I greatly appreciate the response from so many South Africans – over 1500 in all. Mr Faiek Sonday, and Ms Thuli Ngubane are with us today. Mr Sonday’s advice was that “we should build more roads and train routes, because the sooner you get a worker at the desk or machine the more productive the economy will be”. And Ms Ngubane expressed the views of so many tipsters: “Let our schools’ infrastructure be improved so that all schools are conducive to learning. This will ensure that we produce the quality of students that can take our country forward.”
We agree, and indeed these are central priorities of the National Development Plan.
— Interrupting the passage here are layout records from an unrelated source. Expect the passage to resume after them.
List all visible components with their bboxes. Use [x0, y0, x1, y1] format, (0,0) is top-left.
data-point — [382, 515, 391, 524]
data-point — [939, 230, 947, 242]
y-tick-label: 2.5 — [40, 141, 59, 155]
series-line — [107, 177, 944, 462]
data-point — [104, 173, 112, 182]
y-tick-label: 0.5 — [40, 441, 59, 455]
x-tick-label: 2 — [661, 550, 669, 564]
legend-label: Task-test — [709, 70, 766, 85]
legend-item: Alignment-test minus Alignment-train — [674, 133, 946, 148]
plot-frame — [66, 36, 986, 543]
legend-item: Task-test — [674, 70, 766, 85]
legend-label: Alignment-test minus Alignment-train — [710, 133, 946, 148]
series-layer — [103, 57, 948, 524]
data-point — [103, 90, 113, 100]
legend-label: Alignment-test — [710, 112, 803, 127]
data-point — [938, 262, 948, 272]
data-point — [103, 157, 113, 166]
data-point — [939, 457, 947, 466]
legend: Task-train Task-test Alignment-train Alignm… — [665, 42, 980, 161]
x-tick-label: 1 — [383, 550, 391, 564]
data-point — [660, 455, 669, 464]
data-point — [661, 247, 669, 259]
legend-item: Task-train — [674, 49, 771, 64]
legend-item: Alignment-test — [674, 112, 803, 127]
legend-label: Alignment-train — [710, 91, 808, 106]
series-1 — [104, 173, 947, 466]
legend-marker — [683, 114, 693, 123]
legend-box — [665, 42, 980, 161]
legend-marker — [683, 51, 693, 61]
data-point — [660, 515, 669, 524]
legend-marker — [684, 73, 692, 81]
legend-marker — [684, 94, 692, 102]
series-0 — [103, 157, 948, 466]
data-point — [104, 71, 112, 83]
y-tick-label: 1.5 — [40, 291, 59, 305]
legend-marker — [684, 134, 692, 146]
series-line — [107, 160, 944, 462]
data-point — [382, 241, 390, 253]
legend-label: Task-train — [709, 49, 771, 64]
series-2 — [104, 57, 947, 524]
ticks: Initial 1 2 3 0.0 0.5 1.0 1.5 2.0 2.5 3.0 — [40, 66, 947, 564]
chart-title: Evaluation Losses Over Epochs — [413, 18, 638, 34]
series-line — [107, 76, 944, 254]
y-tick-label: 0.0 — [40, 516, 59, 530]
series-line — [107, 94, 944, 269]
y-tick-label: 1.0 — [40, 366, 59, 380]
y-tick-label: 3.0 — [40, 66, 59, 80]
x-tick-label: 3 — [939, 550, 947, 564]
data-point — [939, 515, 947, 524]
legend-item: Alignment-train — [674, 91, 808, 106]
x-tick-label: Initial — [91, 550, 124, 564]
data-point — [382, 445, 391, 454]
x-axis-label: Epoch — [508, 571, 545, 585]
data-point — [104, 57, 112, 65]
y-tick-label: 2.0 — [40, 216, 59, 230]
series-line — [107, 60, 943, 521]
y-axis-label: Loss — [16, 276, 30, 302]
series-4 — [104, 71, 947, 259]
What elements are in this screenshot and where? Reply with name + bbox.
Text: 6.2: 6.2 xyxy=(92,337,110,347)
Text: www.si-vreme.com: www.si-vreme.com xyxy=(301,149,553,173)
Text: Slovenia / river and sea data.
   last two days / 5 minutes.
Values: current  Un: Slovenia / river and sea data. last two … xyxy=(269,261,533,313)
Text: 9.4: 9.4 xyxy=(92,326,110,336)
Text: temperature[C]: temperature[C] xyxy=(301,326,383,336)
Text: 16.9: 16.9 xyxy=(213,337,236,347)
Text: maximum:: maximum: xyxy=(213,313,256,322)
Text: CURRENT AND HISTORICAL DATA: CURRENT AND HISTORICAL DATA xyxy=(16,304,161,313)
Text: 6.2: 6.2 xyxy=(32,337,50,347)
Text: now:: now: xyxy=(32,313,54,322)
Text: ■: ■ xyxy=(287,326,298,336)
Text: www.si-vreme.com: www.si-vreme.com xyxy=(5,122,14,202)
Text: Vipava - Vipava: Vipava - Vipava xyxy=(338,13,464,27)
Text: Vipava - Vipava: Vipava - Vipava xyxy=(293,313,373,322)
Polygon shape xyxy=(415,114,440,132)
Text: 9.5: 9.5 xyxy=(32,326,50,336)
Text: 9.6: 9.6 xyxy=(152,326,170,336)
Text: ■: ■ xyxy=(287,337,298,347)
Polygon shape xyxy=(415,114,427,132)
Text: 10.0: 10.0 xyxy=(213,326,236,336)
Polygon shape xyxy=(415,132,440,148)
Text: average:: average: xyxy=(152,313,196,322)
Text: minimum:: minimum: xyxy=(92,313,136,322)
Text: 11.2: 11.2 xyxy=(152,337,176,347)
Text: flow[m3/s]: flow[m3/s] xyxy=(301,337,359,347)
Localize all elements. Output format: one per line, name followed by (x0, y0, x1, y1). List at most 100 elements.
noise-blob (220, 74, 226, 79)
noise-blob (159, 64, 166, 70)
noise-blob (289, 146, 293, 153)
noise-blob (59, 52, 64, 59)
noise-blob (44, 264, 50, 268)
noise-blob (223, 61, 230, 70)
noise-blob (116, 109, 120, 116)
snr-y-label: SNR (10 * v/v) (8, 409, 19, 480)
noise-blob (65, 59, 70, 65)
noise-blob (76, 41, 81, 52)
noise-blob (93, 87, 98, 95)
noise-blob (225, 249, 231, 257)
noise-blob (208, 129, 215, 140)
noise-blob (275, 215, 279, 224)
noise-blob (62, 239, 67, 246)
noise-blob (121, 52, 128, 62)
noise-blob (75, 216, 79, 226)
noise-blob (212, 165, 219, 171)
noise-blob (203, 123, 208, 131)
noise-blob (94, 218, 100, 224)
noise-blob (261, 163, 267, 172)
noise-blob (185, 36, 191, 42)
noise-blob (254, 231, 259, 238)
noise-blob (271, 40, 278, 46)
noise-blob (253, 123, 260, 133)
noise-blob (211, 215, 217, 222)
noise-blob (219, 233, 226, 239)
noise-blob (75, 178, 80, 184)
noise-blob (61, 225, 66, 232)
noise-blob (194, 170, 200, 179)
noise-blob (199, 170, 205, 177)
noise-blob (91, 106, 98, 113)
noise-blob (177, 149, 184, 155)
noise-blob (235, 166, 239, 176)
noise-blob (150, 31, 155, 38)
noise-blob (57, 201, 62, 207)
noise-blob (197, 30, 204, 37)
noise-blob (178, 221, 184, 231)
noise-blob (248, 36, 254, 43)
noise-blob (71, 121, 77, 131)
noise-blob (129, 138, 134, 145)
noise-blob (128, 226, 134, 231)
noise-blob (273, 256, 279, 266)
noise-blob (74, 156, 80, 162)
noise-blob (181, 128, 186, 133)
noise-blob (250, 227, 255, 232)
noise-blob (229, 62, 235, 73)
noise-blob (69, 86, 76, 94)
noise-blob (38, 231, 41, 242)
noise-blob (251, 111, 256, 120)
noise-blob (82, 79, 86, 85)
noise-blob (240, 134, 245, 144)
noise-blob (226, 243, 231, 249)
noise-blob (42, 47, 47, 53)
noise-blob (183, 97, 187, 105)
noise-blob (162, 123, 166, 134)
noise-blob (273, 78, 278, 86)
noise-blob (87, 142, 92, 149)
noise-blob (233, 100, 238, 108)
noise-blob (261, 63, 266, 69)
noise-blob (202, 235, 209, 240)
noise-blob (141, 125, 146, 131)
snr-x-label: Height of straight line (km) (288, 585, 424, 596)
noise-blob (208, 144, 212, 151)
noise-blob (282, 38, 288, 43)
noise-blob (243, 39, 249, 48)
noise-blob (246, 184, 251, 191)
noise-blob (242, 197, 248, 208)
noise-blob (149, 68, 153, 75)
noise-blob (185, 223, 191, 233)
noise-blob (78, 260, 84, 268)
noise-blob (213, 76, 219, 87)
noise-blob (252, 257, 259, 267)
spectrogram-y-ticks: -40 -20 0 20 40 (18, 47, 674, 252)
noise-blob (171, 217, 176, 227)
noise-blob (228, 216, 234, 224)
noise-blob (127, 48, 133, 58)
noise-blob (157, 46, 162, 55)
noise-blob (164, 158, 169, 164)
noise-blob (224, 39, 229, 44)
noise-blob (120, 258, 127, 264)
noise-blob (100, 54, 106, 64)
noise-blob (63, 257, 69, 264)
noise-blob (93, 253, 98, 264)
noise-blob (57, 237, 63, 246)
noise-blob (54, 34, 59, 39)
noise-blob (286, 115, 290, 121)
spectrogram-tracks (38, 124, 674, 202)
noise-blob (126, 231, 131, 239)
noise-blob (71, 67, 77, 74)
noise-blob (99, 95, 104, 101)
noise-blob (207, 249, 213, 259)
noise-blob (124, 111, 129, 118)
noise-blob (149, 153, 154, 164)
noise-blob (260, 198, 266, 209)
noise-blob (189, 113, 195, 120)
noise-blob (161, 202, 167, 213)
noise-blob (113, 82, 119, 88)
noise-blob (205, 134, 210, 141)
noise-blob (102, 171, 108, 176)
As points of departure for the 2016 Budget, Honourable Speaker, allow me to emphasise several broad principles that flow through our NDP:
- It is a programme for inclusive growth – our social programmes, industrial action plan, promotion of agriculture and rural development, skills and training initiatives, investment in housing and municipal services are aimed at both prosperity and equity, creating opportunities for all and broadening economic participation.
- It is a plan for a strong mixed economy– in which public services and state actions complement private investment, expansion of trade and social enterprise.
- It recognises that improvements in the quality of education are the foundations of broad-based growth, productivity improvement and sustainable growth.
- It acknowledges that investment in infrastructure has to be enhanced and sustained both to underpin economic growth and address the spatial inefficiency and fragmentation of the apartheid landscape.
- It emphasises that employment creation has to be accelerated if growth is to be inclusive, and that income security for all relies also on appropriate social security, health services and social development programmes.
- It prioritises building the capability of the state, and strong leadership throughout society, to drive development and promote social cohesion.
- It highlights that partnership between government, business, organised labour and civil society is the key to policy coherence and more rapid development.
The Budget tabled today is guided by the NDP. It is a budget for inclusive growth, it emphasises partnerships amongst role players in our economy, it prioritises education and infrastructure investment, it supports employment creation and it contributes to building a capable, developmental state.